Wael Ghonim, militant égyptien sur internet, lors de son arrivée au gala des \"100 personnalités les plus influentes du monde\" de \"Time Magazine\", le 26 avril 2011 à New York.
Wael Ghonim, militant égyptien sur internet, lors de son arrivée au gala des "100 personnalités les plus influentes du monde" de "Time Magazine", le 26 avril 2011 à New York. (DON EMMERT / AFP)

Réfugié aux Etats-Unis, l’icône du printemps égyptien dénonce les pressions du régime d'al-Sissi sur sa famille au Caire pour le faire taire.

Cheville ouvrière sur Facebook du soulèvement du 25 janvier 2011 Place Tahrir au Caire, l’opposant Wael Ghonim est revenu en force sur les réseaux sociaux pour dénoncer les pratiques du président Sissi. Depuis son exil californien, ce symbole de la révolution aujourd’hui âgé de 38 ans et marié à une Américaine a dévoilé sur son compte Twitter, qui affiche près de trois millions d’abonnés, les pressions de l’ambassade d’Egypte à Washington pour le museler. 

Dans un enregistrement vidéo posté le 19 septembre 2019, il affirme avoir reçu des menaces de la part d’un certain Chérif Zahran lui intimant l'ordre de cesser ses attaques contre le pouvoir. Attaques qui "ne resteraient pas sans conséquences", aurait prévenu ce dernier.

Le lendemain, face à son refus d’obtempérer, les hommes de la sécurité d’Etat ont fait irruption au domicile de ses parents au Caire. Ils y ont confisqué les passeports et les téléphones de son père et sa mère et arrêté son frère Hazem.

Un appel au secours pour son frère Hazem

Dans son post, Wael Ghonim s'adresse à l’opinion internationale et lance un appel au secours pour son frère "une personne apolitique", précise-t-il, dentiste de son métier. Et l'opposant de rajouter, en anglais dans le texte : "Ils ont menacé mon père d'une escalade si je ne me taisais pas et moi je leur dis fuck you ('allez-vous faire foutre')".

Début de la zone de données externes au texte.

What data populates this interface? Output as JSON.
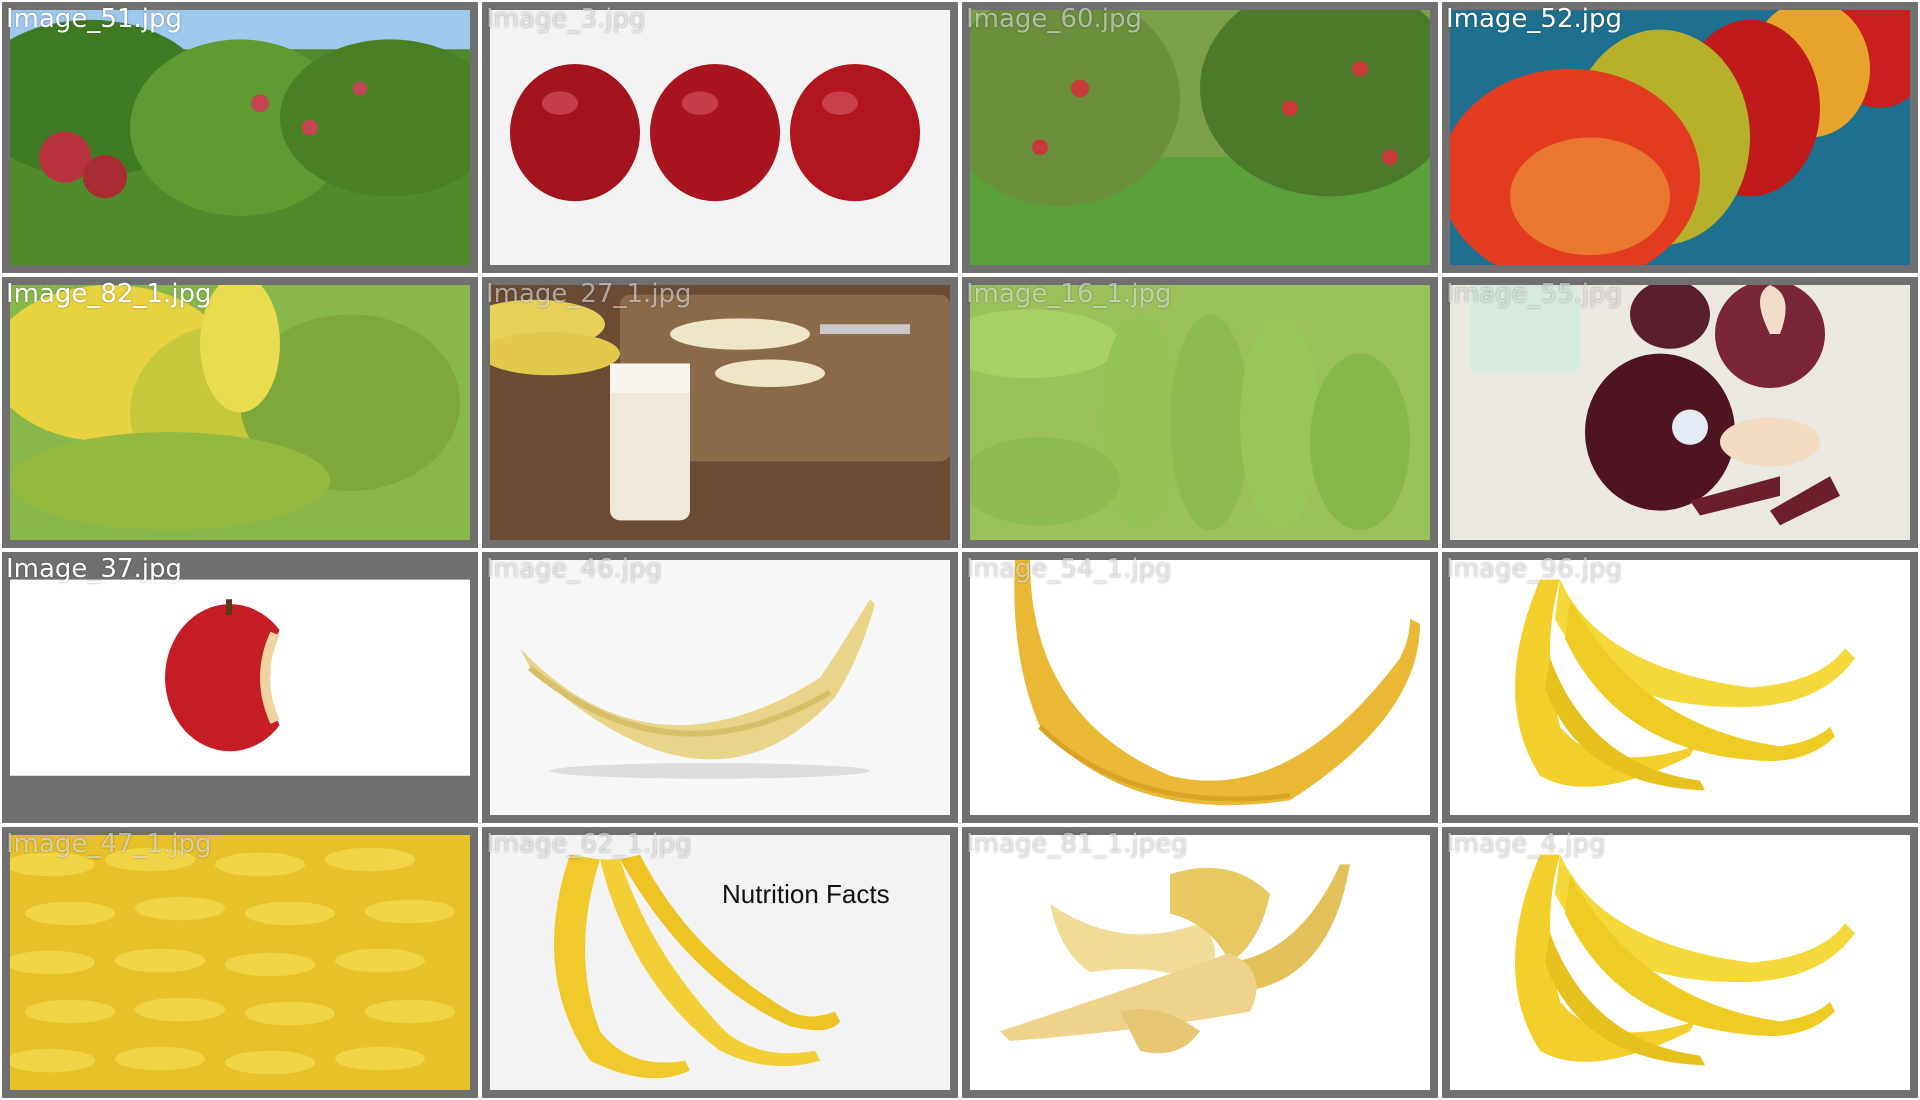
{
  "gallery": {
    "items": [
      {
        "filename": "Image_51.jpg"
      },
      {
        "filename": "Image_3.jpg"
      },
      {
        "filename": "Image_60.jpg"
      },
      {
        "filename": "Image_52.jpg"
      },
      {
        "filename": "Image_82_1.jpg"
      },
      {
        "filename": "Image_27_1.jpg"
      },
      {
        "filename": "Image_16_1.jpg"
      },
      {
        "filename": "Image_55.jpg"
      },
      {
        "filename": "Image_37.jpg"
      },
      {
        "filename": "Image_46.jpg"
      },
      {
        "filename": "Image_54_1.jpg"
      },
      {
        "filename": "Image_96.jpg"
      },
      {
        "filename": "Image_47_1.jpg"
      },
      {
        "filename": "Image_62_1.jpg",
        "overlay_text": "Nutrition Facts"
      },
      {
        "filename": "Image_81_1.jpeg"
      },
      {
        "filename": "Image_4.jpg"
      }
    ]
  },
  "colors": {
    "cell_background": "#707070",
    "caption_text": "#ffffff",
    "page_background": "#ffffff"
  }
}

La vidéo avait été précédée de deux tweets. L'un adressé au site officiel du président Sissi comportant ces mêmes mots et l’autre aux sites officiels des deux présidents américain et égyptien.

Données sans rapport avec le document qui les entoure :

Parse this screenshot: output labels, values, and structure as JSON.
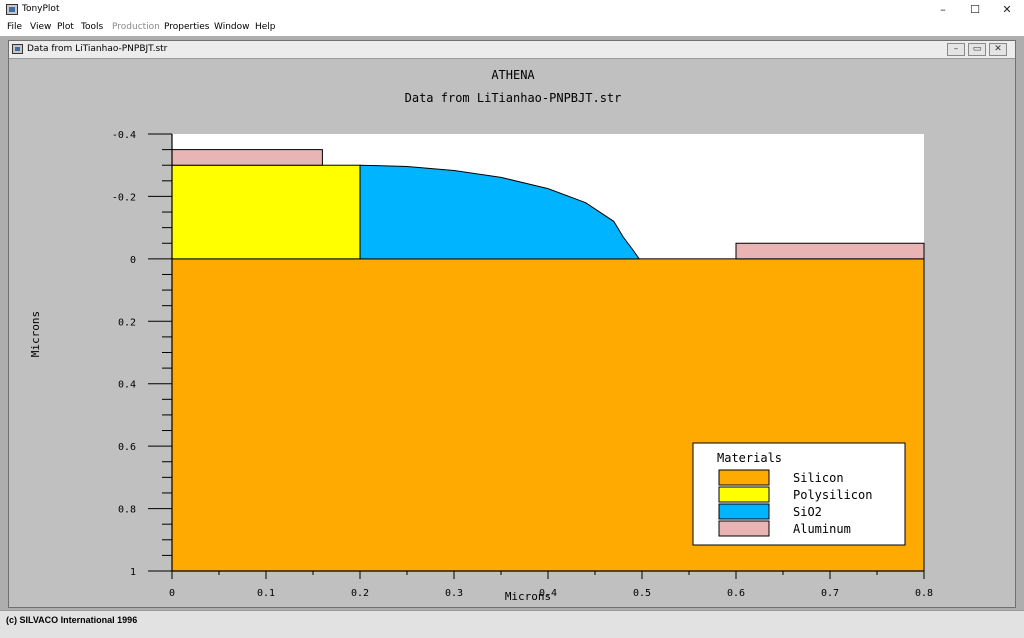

(Le régime égyptien est insulté par ce que je dis. Va te faire foutre Sissi. J'espère que tu sais que tu ne peux pas dicter à mon père ce que je fais. Libère mon frère et renvoie-le sain et sauf à la maison. On n'est pas dans la jungle.

Dans ce dernier, il ajoute à l’adresse de @realDonaldTrump que des menaces lui sont parvenues de l’ambassade "qui se trouve près de la Maison Blanche" et que sa fille, âgée de seize ans, "pleure parce que son oncle a été séparé de sa grand-mère".

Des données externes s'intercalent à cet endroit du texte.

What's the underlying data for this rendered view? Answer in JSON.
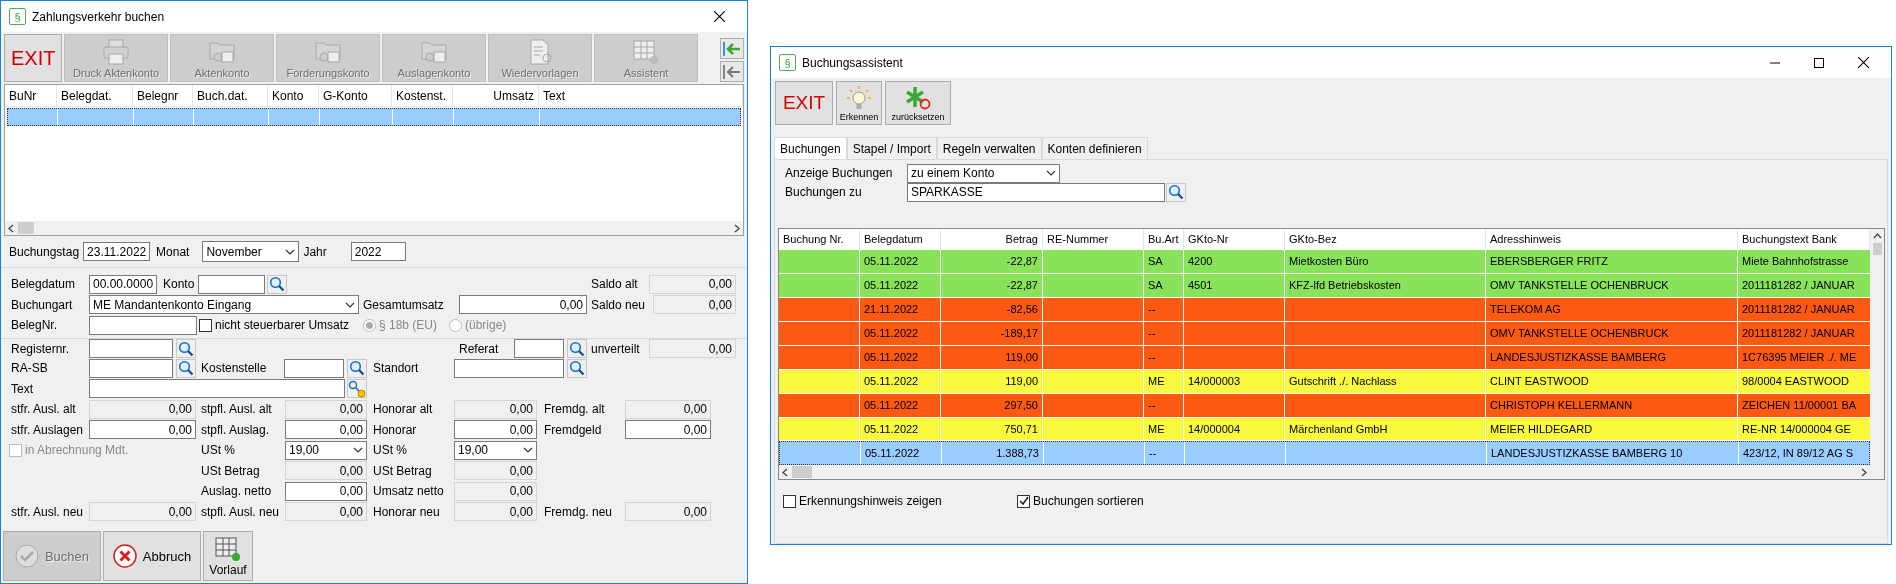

Cette reprise de service de Wael Ghonim sur les réseaux sociaux intervient quelques jours après la campagne "ça suffit comme ça Sissi" lancée sur les mêmes réseaux par l’entrepreneur en bâtiment, Mohamed Ali, accusant Abdel Fattah al-Sissi et l’armée égyptienne de corruption.

Une campagne que le cyberactiviste mentionne d'ailleurs, tout en accusant l’entrepreneur de l’avoir menée dans son propre intérêt. Dans un message posté sur Facebook, il reproche à Mohamed Ali de s’en prendre à ses anciens associés "parce qu’ils se sont moqués de toi", lui dit-il. "Tu sais très bien que s’ils t'avaient parlé avant tes vidéos et donné tout l’argent que tu voulais on n’aurait jamais entendu parler de tes vidéos, toi l’homme aux principes en plastique", lui a-t-il rappelé.

Les autorités égyptiennes ont pris soin de rejeter les accusations de Mohamed Ali, mais n’ont pas réagi aux accusations de pressions sur la famille de Wael Ghonim, ni démenti l’arrestation de son frère.